GC/MS analysis was carried out using a Perkin Elmer Clarus 500 GC equipped with a Clarus 500 mass spectrometer, using the same capillary column and chromatographic conditions as for the GC/FID analysis. Mass spectra were acquired over the 40–500 amu range at 1 scan/sec with ionizing electron energy 70 eV, ion source 230 °C. The transfer line was set at 270 °C, while the carrier gas was He at 1.0 mL/min.

4.4. Identification and Quantitation of the Oil Components

The identification of the volatile oil components was performed by their retention indices (AI), their mass spectra, by comparison with the NIST database mass spectral library [43], as well as with literature data [44,45]. Authentic reference compounds purchased from Sigma-Aldrich were also used.
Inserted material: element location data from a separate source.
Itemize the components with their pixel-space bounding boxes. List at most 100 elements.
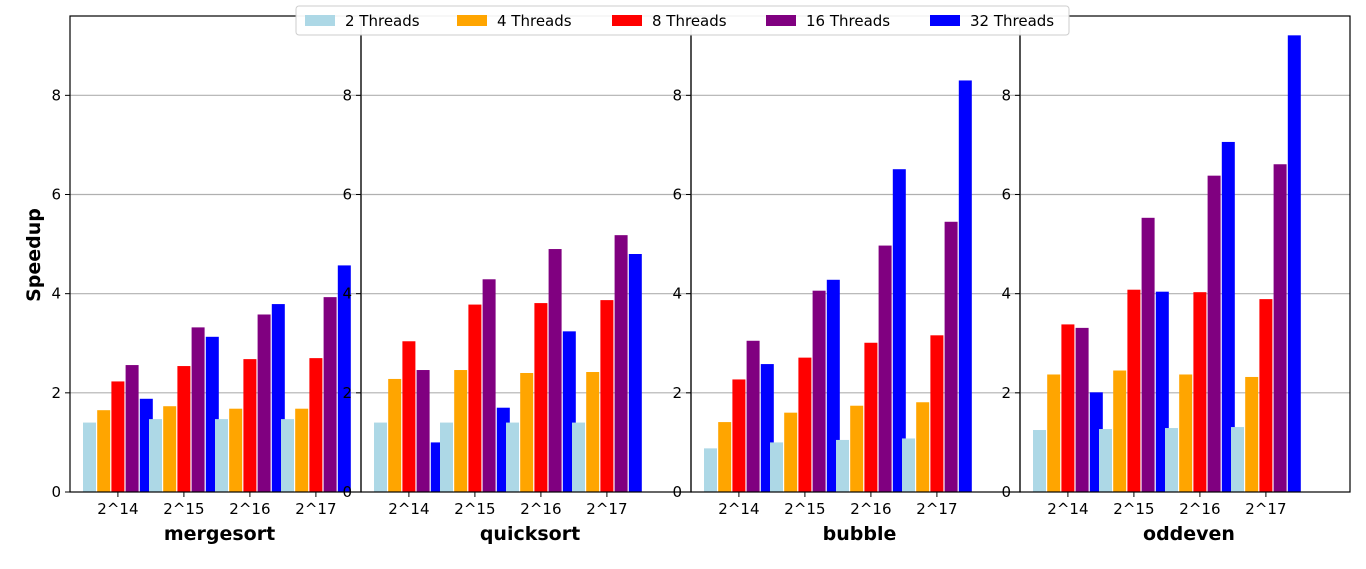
x-tick-label: 2^14 bbox=[718, 500, 759, 518]
x-tick-label: 2^16 bbox=[1179, 500, 1220, 518]
y-tick-label: 0 bbox=[51, 483, 61, 501]
bar-oddeven-2^17-2-threads bbox=[1231, 427, 1244, 492]
x-tick-label: 2^15 bbox=[1113, 500, 1154, 518]
bar-quicksort-2^17-8-threads bbox=[600, 300, 614, 492]
bar-oddeven-2^16-16-threads bbox=[1207, 175, 1221, 493]
bar-mergesort-2^17-2-threads bbox=[281, 419, 294, 492]
bar-oddeven-2^15-2-threads bbox=[1099, 429, 1112, 492]
legend-swatch-32-threads bbox=[930, 15, 960, 26]
y-tick-label: 6 bbox=[1001, 186, 1011, 204]
panel-quicksort: 0 2 4 6 8 2^14 2^15 2^16 2^17 quicksort bbox=[342, 15, 692, 545]
legend-swatch-2-threads bbox=[305, 15, 335, 26]
bar-quicksort-2^16-2-threads bbox=[506, 422, 519, 492]
panel-bubble: 0 2 4 6 8 2^14 2^15 2^16 2^17 bubble bbox=[672, 15, 1021, 545]
bar-oddeven-2^17-16-threads bbox=[1273, 164, 1287, 493]
bar-bubble-2^15-32-threads bbox=[826, 279, 840, 492]
bar-mergesort-2^15-8-threads bbox=[177, 366, 191, 492]
y-axis-label: Speedup bbox=[23, 208, 45, 302]
x-tick-label: 2^16 bbox=[229, 500, 270, 518]
panel-mergesort: 0 2 4 6 8 2^14 2^15 2^16 2^17 mergesort bbox=[51, 15, 362, 545]
x-tick-label: 2^17 bbox=[586, 500, 627, 518]
bar-mergesort-2^14-4-threads bbox=[97, 410, 111, 492]
bar-oddeven-2^15-16-threads bbox=[1141, 217, 1155, 492]
legend: 2 Threads 4 Threads 8 Threads 16 Threads 32 … bbox=[295, 5, 1070, 36]
bar-quicksort-2^16-8-threads bbox=[534, 303, 548, 492]
y-tick-label: 4 bbox=[672, 285, 682, 303]
bar-quicksort-2^17-16-threads bbox=[614, 235, 628, 493]
bar-quicksort-2^16-4-threads bbox=[520, 373, 534, 492]
y-tick-label: 8 bbox=[51, 86, 61, 104]
y-tick-label: 0 bbox=[342, 483, 352, 501]
bar-bubble-2^16-32-threads bbox=[892, 169, 906, 492]
bar-mergesort-2^17-8-threads bbox=[309, 358, 323, 492]
bar-mergesort-2^16-4-threads bbox=[229, 408, 243, 492]
bar-bubble-2^14-8-threads bbox=[732, 379, 746, 492]
bar-mergesort-2^14-8-threads bbox=[111, 381, 125, 492]
legend-label-8-threads: 8 Threads bbox=[652, 12, 727, 30]
bar-oddeven-2^16-4-threads bbox=[1179, 374, 1193, 492]
panel-title-bubble: bubble bbox=[823, 523, 897, 545]
y-tick-label: 6 bbox=[342, 186, 352, 204]
x-tick-label: 2^14 bbox=[97, 500, 138, 518]
panel-oddeven: 0 2 4 6 8 2^14 2^15 2^16 2^17 oddeven bbox=[1001, 15, 1351, 545]
bar-quicksort-2^15-4-threads bbox=[454, 370, 468, 492]
chart-panels: 0 2 4 6 8 2^14 2^15 2^16 2^17 mergesort 0 2 4 6 8 2^14 2… bbox=[51, 15, 1351, 545]
x-tick-label: 2^14 bbox=[1047, 500, 1088, 518]
y-tick-label: 0 bbox=[1001, 483, 1011, 501]
bar-quicksort-2^15-8-threads bbox=[468, 304, 482, 492]
legend-label-32-threads: 32 Threads bbox=[970, 12, 1054, 30]
bar-quicksort-2^15-16-threads bbox=[482, 279, 496, 492]
bar-mergesort-2^17-4-threads bbox=[295, 408, 309, 492]
bar-bubble-2^15-4-threads bbox=[784, 412, 798, 492]
bar-bubble-2^17-32-threads bbox=[958, 80, 972, 492]
bar-bubble-2^17-2-threads bbox=[902, 438, 915, 492]
bar-bubble-2^16-8-threads bbox=[864, 342, 878, 492]
panel-title-quicksort: quicksort bbox=[480, 523, 580, 545]
legend-swatch-8-threads bbox=[612, 15, 642, 26]
bar-oddeven-2^17-32-threads bbox=[1287, 35, 1301, 493]
bar-bubble-2^17-4-threads bbox=[916, 402, 930, 492]
legend-swatch-16-threads bbox=[766, 15, 796, 26]
panel-title-mergesort: mergesort bbox=[164, 523, 275, 545]
bar-mergesort-2^17-16-threads bbox=[323, 297, 337, 492]
y-tick-label: 4 bbox=[51, 285, 61, 303]
bar-mergesort-2^14-16-threads bbox=[125, 365, 139, 492]
bar-mergesort-2^16-2-threads bbox=[215, 419, 228, 492]
legend-swatch-4-threads bbox=[457, 15, 487, 26]
bar-oddeven-2^17-8-threads bbox=[1259, 299, 1273, 492]
x-tick-label: 2^14 bbox=[388, 500, 429, 518]
bar-oddeven-2^15-8-threads bbox=[1127, 289, 1141, 492]
bar-quicksort-2^17-4-threads bbox=[586, 372, 600, 492]
y-tick-label: 4 bbox=[1001, 285, 1011, 303]
bar-bubble-2^14-16-threads bbox=[746, 340, 760, 492]
bar-bubble-2^16-2-threads bbox=[836, 439, 849, 492]
x-tick-label: 2^17 bbox=[916, 500, 957, 518]
bar-bubble-2^16-16-threads bbox=[878, 245, 892, 492]
bar-mergesort-2^15-2-threads bbox=[149, 419, 162, 492]
y-tick-label: 2 bbox=[672, 384, 682, 402]
bar-quicksort-2^14-16-threads bbox=[416, 370, 430, 492]
x-tick-label: 2^17 bbox=[295, 500, 336, 518]
legend-label-4-threads: 4 Threads bbox=[497, 12, 572, 30]
y-tick-label: 0 bbox=[672, 483, 682, 501]
x-tick-label: 2^16 bbox=[520, 500, 561, 518]
bar-mergesort-2^16-8-threads bbox=[243, 359, 257, 492]
bar-quicksort-2^14-2-threads bbox=[374, 422, 387, 492]
x-tick-label: 2^15 bbox=[454, 500, 495, 518]
y-tick-label: 6 bbox=[51, 186, 61, 204]
bar-mergesort-2^15-4-threads bbox=[163, 406, 177, 492]
bar-bubble-2^14-2-threads bbox=[704, 448, 717, 492]
bar-bubble-2^17-8-threads bbox=[930, 335, 944, 492]
bar-oddeven-2^14-8-threads bbox=[1061, 324, 1075, 492]
bar-oddeven-2^15-4-threads bbox=[1113, 370, 1127, 492]
bar-oddeven-2^17-4-threads bbox=[1245, 376, 1259, 492]
bar-oddeven-2^16-32-threads bbox=[1221, 141, 1235, 493]
bar-bubble-2^15-8-threads bbox=[798, 357, 812, 492]
panel-frame bbox=[1019, 15, 1351, 493]
y-tick-label: 2 bbox=[1001, 384, 1011, 402]
y-tick-label: 2 bbox=[51, 384, 61, 402]
bar-oddeven-2^14-2-threads bbox=[1033, 430, 1046, 492]
bar-quicksort-2^15-2-threads bbox=[440, 422, 453, 492]
bar-bubble-2^15-2-threads bbox=[770, 442, 783, 492]
bar-oddeven-2^16-2-threads bbox=[1165, 428, 1178, 492]
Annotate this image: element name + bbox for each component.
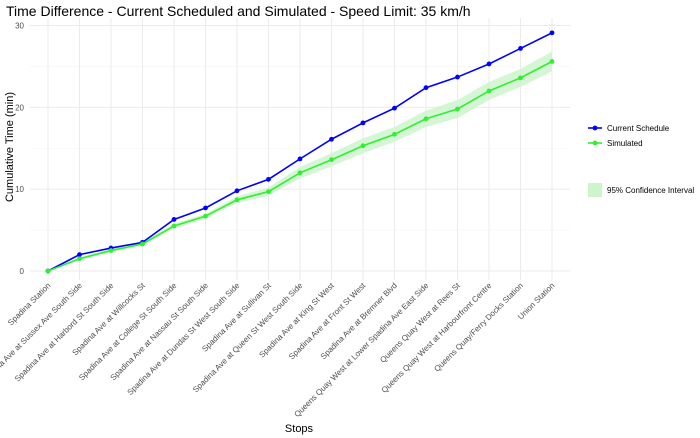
data-point-simulated	[203, 213, 208, 219]
data-point-simulated	[549, 59, 555, 64]
y-tick-labels: 0 10 20 30	[15, 22, 24, 277]
y-tick-label: 30	[15, 22, 24, 31]
data-point-simulated	[234, 197, 240, 203]
data-point-simulated	[266, 189, 271, 195]
data-point-current-schedule	[518, 46, 523, 51]
data-point-simulated	[171, 223, 177, 229]
data-point-current-schedule	[297, 156, 303, 162]
data-point-simulated	[329, 157, 334, 163]
data-point-current-schedule	[549, 30, 555, 36]
chart-title: Time Difference - Current Scheduled and …	[6, 3, 471, 19]
data-point-simulated	[108, 248, 114, 253]
data-point-simulated	[360, 143, 366, 149]
data-point-current-schedule	[203, 205, 208, 211]
data-point-current-schedule	[486, 61, 492, 67]
data-point-simulated	[455, 106, 460, 112]
data-point-simulated	[486, 88, 492, 94]
legend-marker-current-schedule	[592, 125, 598, 131]
legend: Current Schedule Simulated 95% Confidence …	[588, 124, 694, 197]
data-point-current-schedule	[234, 188, 240, 194]
x-axis-label: Stops	[285, 423, 314, 435]
data-point-simulated	[392, 131, 397, 137]
data-point-current-schedule	[171, 217, 177, 222]
data-point-simulated	[140, 241, 145, 247]
gridlines	[30, 18, 570, 280]
data-point-simulated	[297, 170, 303, 176]
legend-label-simulated: Simulated	[607, 139, 643, 148]
legend-label-current-schedule: Current Schedule	[607, 124, 670, 133]
data-point-simulated	[518, 75, 523, 81]
data-point-simulated	[77, 256, 82, 262]
data-point-current-schedule	[266, 176, 271, 182]
data-point-simulated	[45, 268, 51, 274]
data-point-current-schedule	[329, 136, 334, 142]
legend-label-confidence-interval: 95% Confidence Interval	[607, 186, 694, 195]
data-point-current-schedule	[455, 74, 460, 80]
y-tick-label: 10	[15, 185, 24, 194]
data-point-simulated	[423, 116, 429, 122]
data-point-current-schedule	[392, 105, 397, 111]
x-tick-label: Spadina Ave at Queen St West South Side	[191, 281, 305, 395]
y-tick-label: 20	[15, 103, 24, 112]
x-tick-label: Queens Quay West at Harbourfront Centre	[380, 281, 494, 395]
series-group	[45, 30, 555, 274]
data-point-current-schedule	[423, 85, 429, 91]
y-tick-label: 0	[20, 267, 25, 276]
data-point-current-schedule	[360, 120, 366, 126]
data-point-current-schedule	[77, 252, 82, 258]
y-axis-label: Cumulative Time (min)	[4, 92, 16, 202]
x-tick-label: Spadina Ave at Dundas St West South Side	[126, 281, 242, 397]
legend-swatch-confidence-interval	[588, 183, 602, 197]
legend-marker-simulated	[592, 140, 598, 146]
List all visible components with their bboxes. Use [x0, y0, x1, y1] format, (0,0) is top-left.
Retention indices were calculated using an n-alkane series (C6–C32) under the same GC conditions as that for the samples. The relative amount of individual components of the oil were expressed as percent peak area relative to total peak area from the GC/FID analysis of the whole extracts. The quantitative data were obtained with GC/FID analysis by the internal standard method, using 3-methylcyclohexanone as the internal reference for compounds with an AI < 1350 (Rt < 25.0 min.; compounds 1–35 in Table 1), and octadecane for compounds with an AI > 1350 (Rt > 25.0 min.; compounds 36–75 in Table 1). A linear proportion between the areas was used, assuming an equal response factor for all detected compounds.